Expiration Time to Live and Tuple Locking

ActiveSpaces provides configuration settings that control the following:

  • When data expires and can be evicted from a space
  • How long a tuple remains locked when an application has locked it

To control eviction and how long tuples remain locked, ActiveSpaces allows you to specify the following values:

  • Entry TTL - Controls how long a tuple can remain unmodifed before it is evicted from the space.
  • Lock TTL - controls how long a tuple remains locked after an application has locked it.
  • Lock Wait - How long an operation attempting to modify a locked tuple can block while waiting for a tuple lock to clear.

Entry TTL 

ActiveSpaces is a durable data store that can be used as a cache. Tuples stored into a space are not evicted from the space to make room for new tuples unless the space is specifically configured to evict tuples after a specified time. Therefore, you can use a space as a system of record.

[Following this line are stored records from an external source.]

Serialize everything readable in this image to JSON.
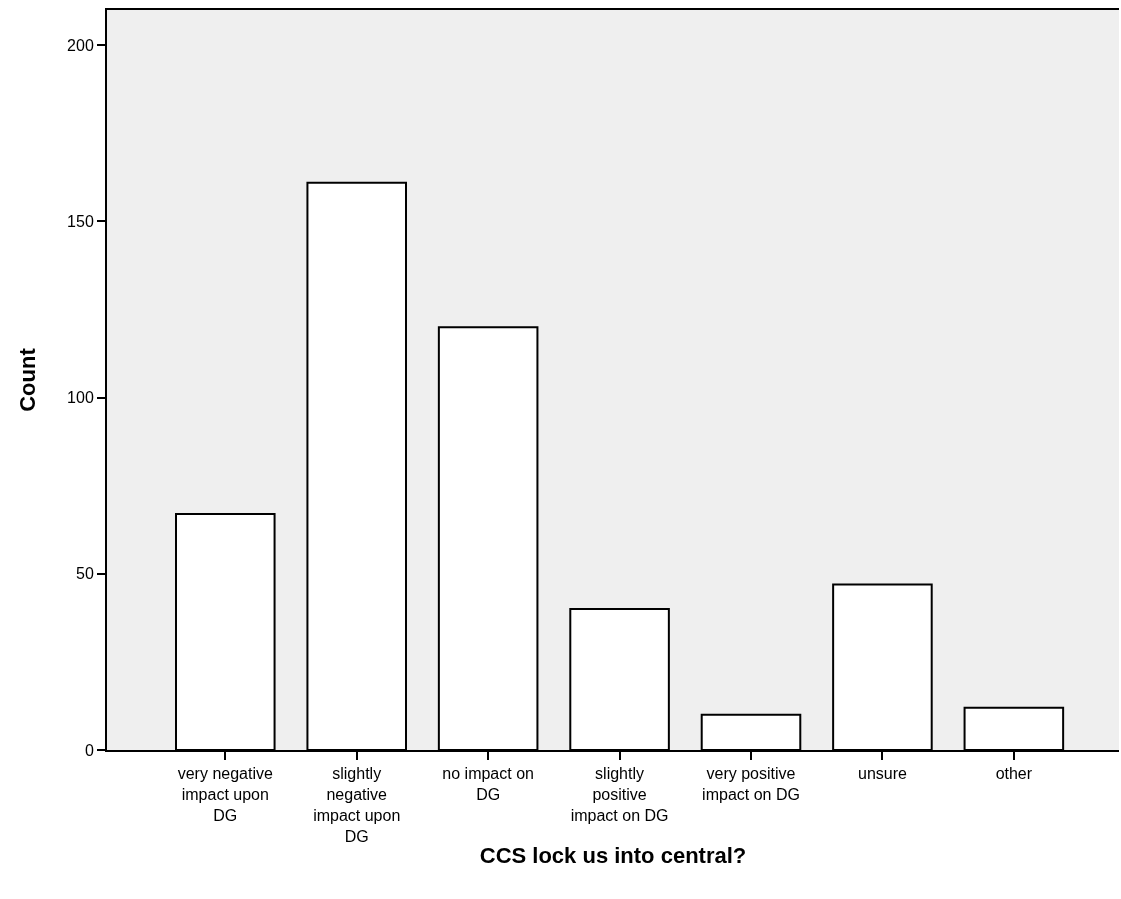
{
  "chart_data": {
    "type": "bar",
    "xlabel": "CCS lock us into central?",
    "ylabel": "Count",
    "categories": [
      "very negative impact upon DG",
      "slightly negative impact upon DG",
      "no impact on DG",
      "slightly positive impact on DG",
      "very positive impact on DG",
      "unsure",
      "other"
    ],
    "values": [
      67,
      161,
      120,
      40,
      10,
      47,
      12
    ],
    "color": "#ffffff",
    "ylim": [
      0,
      210
    ],
    "yticks": [
      0,
      50,
      100,
      150,
      200
    ],
    "grid": false
  }
}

In some cases you might want to have an automated garbage collection mechanism operate on the space to expire old, obsolete tuples from it. To do this, you can define a time-to-live (TTL) for tuples stored in the space. The TTL is the number of milliseconds that must elapse since the tuple was created or last modified before it is considered for expiration.

You can set or return the entry TTL using the SpaceDef objects’s setTTL and getTTL methods, respectively.

Lock TTL

Applications that have joined a space can lock tuples in the space. By default, locked tuples remain locked until the application that created the lock clears it, or until that application disconnects from the metaspace, whether in an orderly manner or not.

To avoid potential deadlock situations, you can also possible set a maximum lock-time-to-live for a space, which specifies that if an application does not clear a lock on its own within a certain number of milliseconds, the lock is automatically cleared.

You can set or return LockTTL can be set or returned using the SpaceDef objects’s setLockTTL and getLockTTL methods, respectively. It is expressed in milliseconds and defaults to TTL_FOREVER.

LockWait

While a tuple is locked, no space member besides the creator of the lock can perform a Put or Take operation on it. Therefore, distributed applications in which multiple instances of the application make concurrent modification to the data stored in a space should always ensure that they lock tuples for the shortest possible amount of time to maximize concurrency of the overall process.

If you expect that the locks on tuples in the spaces will have a very short duration, ActiveSpaces allows you to specify a LockWait value for the space. The LockWait value is the number of milliseconds an operation attempting to modify a locked tuple can block while waiting for the lock to clear.

If at the end of the LockWait period, the tuple is still locked, then the operation to modify that locked tuple throws an exception indicating that the operation could not be performed because the tuple is locked. The LockWait value of a space is also taken into consideration if a member attempts a non-transacted operation that conflicts with uncommitted data (for example, tuples about to be replaced by uncommitted operations are locked by that transaction).

You can set or get the LockWait value by using the SpaceDef object’s setLockWait and getLockWait methods, respectively. Lock wait value is expressed in milliseconds. The default value is NO_WAIT, indicating that this feature is not used, and that an operation attempting to modify a locked tuple will immediately return with a failure indicating that the tuple is currently locked.

For detailed information on the procedure for setting a LockWait value, see Specifying a LockWait Value for a Put.